Paul Iversen
In the summer of 2014 as a part of an expedition around Lake Burdur in southwest Turkey to discover the route of the Via Sebaste (a major Roman road built by Augustus in 6 BCE that passed through this area), the author discovered at Yarıköy an unpublished inscription that demarcates the boundary between the imperial estate containing the village of Tymbrianassos and the territory Sagalassos. Yarıköy itself is a small village that sits a few kilometers south of the southwestern tip of Lake Burdur. It was moved here after an earthquake in 1971 destroyed the older eponymous village, whose ghostly remains can still be seen about 1 km away.

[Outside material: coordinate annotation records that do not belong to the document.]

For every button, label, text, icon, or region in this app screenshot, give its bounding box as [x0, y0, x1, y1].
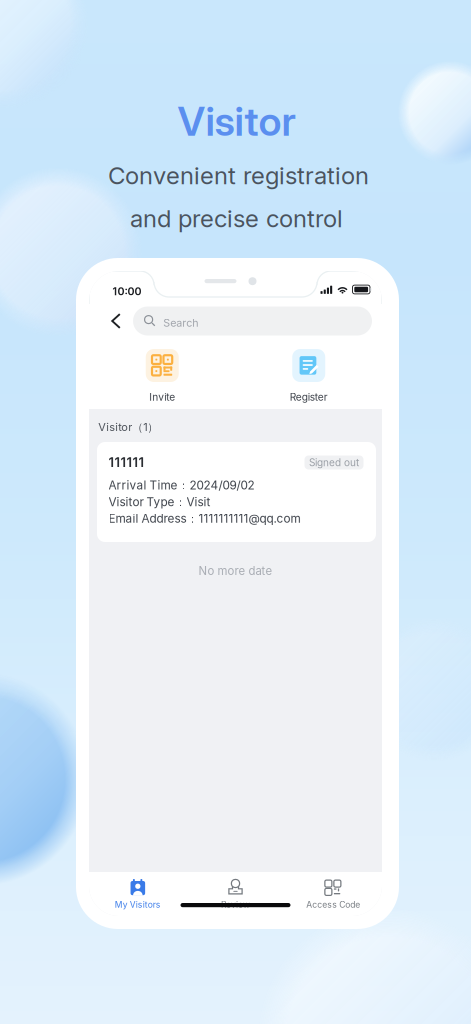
staticText: and precise control	[130, 204, 343, 233]
staticText: Arrival Time：2024/09/02	[108, 478, 254, 493]
staticText: My Visitors	[115, 900, 161, 910]
staticText: Visitor	[178, 97, 296, 145]
staticText: Review	[221, 900, 250, 910]
staticText: Search	[163, 316, 198, 329]
staticText: Visitor（1）	[98, 420, 158, 434]
staticText: 10:00	[112, 285, 141, 298]
staticText: No more date	[198, 564, 272, 578]
staticText: Signed out	[309, 456, 359, 469]
staticText: Access Code	[306, 900, 360, 910]
staticText: Email Address：1111111111@qq.com	[108, 512, 300, 526]
staticText: Visitor Type：Visit	[108, 495, 210, 510]
button[interactable]: Back	[101, 306, 131, 336]
button[interactable]: Invite	[146, 349, 179, 403]
button[interactable]: My Visitors	[89, 872, 187, 916]
button[interactable]: Review	[187, 872, 284, 916]
button[interactable]: Access Code	[284, 872, 382, 916]
staticText: Invite	[149, 391, 175, 403]
staticText: Register	[290, 391, 328, 403]
staticText: Convenient registration	[108, 161, 369, 190]
button[interactable]: Register	[290, 349, 328, 403]
staticText: 111111	[108, 454, 144, 470]
button[interactable]: Search	[133, 306, 372, 336]
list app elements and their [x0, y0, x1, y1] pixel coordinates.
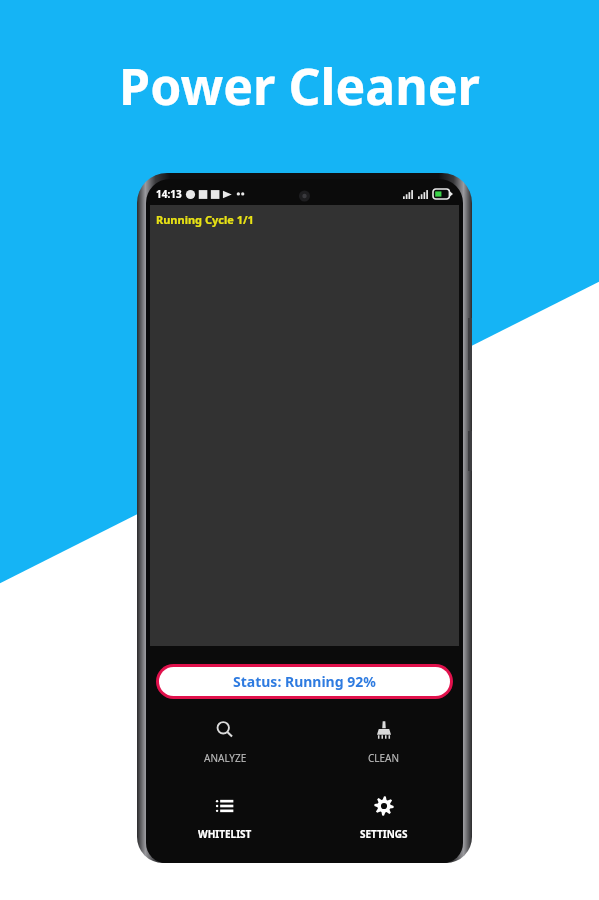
staticText: Status: Running 92% [233, 672, 376, 691]
staticText: Running Cycle 1/1 [156, 212, 254, 227]
button[interactable]: CLEAN [304, 715, 463, 769]
staticText: Power Cleaner [119, 52, 480, 120]
button[interactable]: SETTINGS [304, 791, 463, 845]
button[interactable]: ANALYZE [146, 715, 304, 769]
staticText: CLEAN [368, 751, 400, 765]
button[interactable]: WHITELIST [146, 791, 304, 845]
staticText: SETTINGS [360, 827, 408, 841]
button[interactable]: Status: Running 92% [159, 667, 450, 696]
staticText: ANALYZE [204, 751, 247, 765]
staticText: 14:13 [156, 187, 182, 201]
staticText: WHITELIST [198, 827, 252, 841]
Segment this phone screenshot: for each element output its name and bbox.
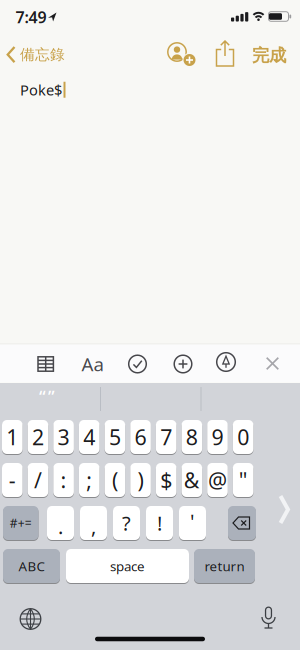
button[interactable]: Delete — [228, 506, 256, 540]
staticText: 2 — [32, 423, 44, 451]
staticText: 1 — [6, 423, 18, 451]
button[interactable]: , — [80, 506, 107, 540]
button[interactable]: 9 — [207, 420, 228, 454]
button[interactable]: ' — [179, 506, 206, 540]
button[interactable]: Dismiss Keyboard — [266, 356, 280, 370]
button[interactable]: Dictation — [260, 606, 277, 630]
staticText: , — [91, 513, 96, 539]
staticText: : — [61, 466, 67, 494]
staticText: space — [110, 557, 145, 575]
button[interactable]: Add People — [165, 41, 197, 67]
button[interactable]: 2 — [28, 420, 48, 454]
button[interactable]: " — [233, 463, 253, 497]
button[interactable]: “ ” — [2, 382, 92, 412]
button[interactable]: 6 — [130, 420, 151, 454]
staticText: 7 — [160, 423, 172, 451]
button[interactable]: Share — [214, 40, 236, 68]
staticText: & — [184, 466, 200, 494]
button[interactable]: 8 — [182, 420, 202, 454]
button[interactable]: ( — [105, 463, 125, 497]
button[interactable]: 4 — [79, 420, 100, 454]
staticText: ' — [190, 508, 195, 534]
button[interactable]: 0 — [233, 420, 253, 454]
button[interactable]: ; — [79, 463, 100, 497]
button[interactable]: Markup — [216, 352, 236, 372]
staticText: 3 — [58, 423, 70, 451]
button[interactable]: 備忘錄 — [6, 46, 65, 64]
staticText: 完成 — [252, 45, 286, 66]
button[interactable]: . — [47, 506, 74, 540]
staticText: ? — [122, 510, 131, 536]
staticText: Aa — [82, 352, 104, 376]
button[interactable]: ? — [113, 506, 140, 540]
button[interactable]: - — [2, 463, 23, 497]
staticText: 6 — [135, 423, 147, 451]
button[interactable]: 3 — [53, 420, 74, 454]
button[interactable]: return — [194, 549, 255, 583]
staticText: ) — [138, 466, 144, 494]
staticText: 7:49 — [16, 6, 46, 28]
button[interactable]: & — [182, 463, 202, 497]
staticText: 0 — [237, 423, 249, 451]
staticText: #+= — [10, 515, 32, 531]
button[interactable]: : — [53, 463, 74, 497]
button[interactable]: $ — [156, 463, 176, 497]
staticText: 備忘錄 — [20, 46, 65, 64]
staticText: “ ” — [39, 386, 55, 407]
button[interactable]: Checklist — [128, 354, 147, 374]
staticText: 8 — [186, 423, 198, 451]
staticText: $ — [160, 466, 172, 494]
staticText: ( — [112, 466, 118, 494]
staticText: ! — [157, 510, 162, 536]
staticText: . — [58, 513, 63, 540]
button[interactable]: space — [66, 549, 189, 583]
button[interactable]: @ — [207, 463, 228, 497]
staticText: 5 — [109, 423, 121, 451]
staticText: ABC — [18, 557, 44, 575]
button[interactable]: ) — [130, 463, 151, 497]
staticText: / — [34, 466, 42, 494]
button[interactable]: 完成 — [245, 44, 293, 68]
staticText: - — [9, 466, 16, 494]
button[interactable]: Format — [80, 354, 106, 374]
button[interactable]: 5 — [105, 420, 125, 454]
staticText: @ — [208, 466, 227, 494]
staticText: return — [204, 557, 244, 575]
button[interactable]: 7 — [156, 420, 176, 454]
button[interactable]: Expand Keyboard — [279, 494, 290, 524]
button[interactable]: ! — [146, 506, 173, 540]
staticText: " — [239, 466, 248, 494]
button[interactable]: ABC — [3, 549, 60, 583]
staticText: ; — [86, 466, 92, 494]
staticText: 9 — [212, 423, 224, 451]
button[interactable]: #+= — [3, 506, 38, 540]
button[interactable]: Next Keyboard — [20, 608, 42, 630]
button[interactable]: Insert Table — [37, 356, 55, 372]
button[interactable]: Add Attachment — [174, 354, 192, 374]
button[interactable]: / — [28, 463, 48, 497]
staticText: 4 — [83, 423, 95, 451]
button[interactable]: 1 — [2, 420, 23, 454]
staticText: Poke$ — [20, 80, 62, 100]
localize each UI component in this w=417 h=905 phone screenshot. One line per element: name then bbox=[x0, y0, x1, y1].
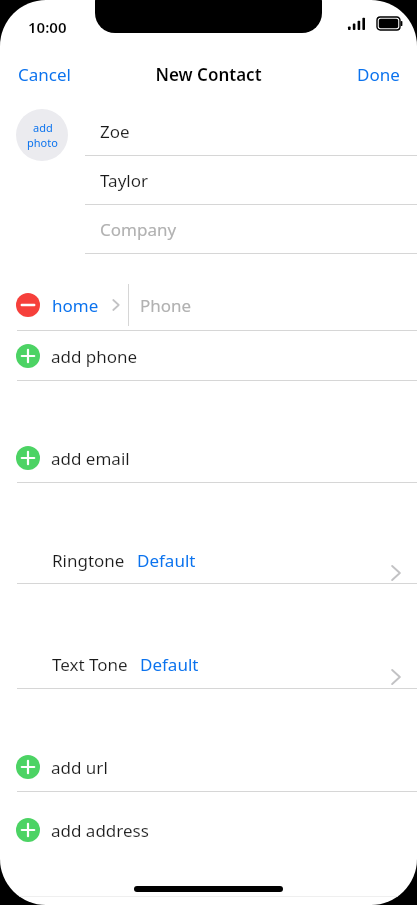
staticText: photo bbox=[27, 135, 58, 150]
staticText: Ringtone bbox=[52, 549, 125, 572]
staticText: home bbox=[52, 294, 99, 317]
staticText: add bbox=[33, 120, 53, 135]
staticText: 10:00 bbox=[28, 17, 67, 37]
staticText: Cancel bbox=[18, 63, 71, 86]
button[interactable]: Zoe bbox=[85, 108, 417, 155]
staticText: Text Tone bbox=[52, 653, 128, 676]
button[interactable]: Taylor bbox=[85, 156, 417, 204]
button[interactable]: add email bbox=[0, 434, 417, 482]
staticText: Default bbox=[140, 653, 199, 676]
button[interactable]: add phone bbox=[0, 331, 417, 380]
button[interactable]: home bbox=[45, 285, 128, 325]
staticText: Company bbox=[100, 218, 177, 241]
button[interactable]: Text Tone bbox=[0, 641, 417, 687]
staticText: Zoe bbox=[100, 120, 130, 143]
staticText: Taylor bbox=[100, 169, 148, 192]
button[interactable]: add bbox=[16, 109, 68, 161]
staticText: add phone bbox=[51, 345, 138, 368]
button[interactable]: Done bbox=[337, 58, 407, 90]
staticText: Default bbox=[137, 549, 196, 572]
button[interactable]: Cancel bbox=[8, 58, 88, 90]
staticText: add address bbox=[51, 819, 149, 842]
button[interactable]: add address bbox=[0, 806, 417, 854]
staticText: add url bbox=[51, 756, 108, 779]
button[interactable]: Remove phone bbox=[16, 293, 40, 317]
staticText: Done bbox=[357, 63, 400, 86]
button[interactable]: add url bbox=[0, 743, 417, 791]
staticText: New Contact bbox=[155, 63, 262, 86]
button[interactable]: Ringtone bbox=[0, 537, 417, 583]
staticText: add email bbox=[51, 447, 130, 470]
button[interactable]: Phone bbox=[129, 284, 417, 326]
button[interactable]: Company bbox=[85, 205, 417, 253]
staticText: Phone bbox=[140, 294, 192, 317]
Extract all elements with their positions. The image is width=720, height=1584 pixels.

To date, at least seven examples of these boundary markers have been found in the area: three found at the nearby village of Düver/Düğer (two first published by Ramsay, 1886, 128-129, and a third by Bean,1959, 85, 30Y), two were announced by L. Robert as being found in pre-1971 Yarıköy, but never published (Robert 1960, 596 = BE 1961.733), a sixth from the territory of nearby Hacılar that is now in the Burdur Museum (Horsley and Kearsley 1998), and a seventh discovered by both French and Waelkens possibly in situ at a point about halfway between Düğer and Yarıköy (see Waelkens 2000, 172). It is likely, therefore, that this newly discovered stone is one of the two examples seen by Robert at old Yarıköy, but moved to new Yarıköy after 1971 when the older village was destroyed.
As the multiple copies of this text indicate, on the authority of a letter authored by the divine Claudius (ἐ̣ξ̣ ἐπιστολῆς̣ θεοῦ Σεβαστοῦ Γερ̣μανικοῦ Κ̣αίσαρος), the boundary between the village of Tymbrianassos and Sagalassos was set by Quintus Petronius Umber, legatus pro praetore, and Lucius Pupius Praesens, procurator, both men whom we know from other sources, including epigraphical, originally held these posts under Claudius and continued in them under Nero. It thus appears that at the end of Claudius’ reign, he wrote a letter to Quintus Petronius and Lucius Pupius directing them how to resolve the disputed boundary, but when he died on 13 October 54 CE, the stipulations of his letter had not yet been carried out, but on the authority of the letter they were, probably early in Nero’s reign.
This talk will discuss the use of letters to communicate imperial decrees to the provinces by the local Roman authorities, and more specifically the contents of this unpublished copy of the boundary-stone and its relationship to the other copies. It will further be argued, as it has been by Ramsay and Waelkens contra Bean, that these boundary stones were set up along the Via Sebaste, not the Düğer Çayı (a stream) as Bean supposed. Finally, based on an inscription published by Mitchell (1976), a new path of the Via Sebaste will be proposed that runs along the southeast side of Lake Burdur through the modern city of Burdur, rather than skirting past the territory of Sagalassos by running on the northwest side of the lake as is usually supposed (see, for instance, map in French 2014, 19).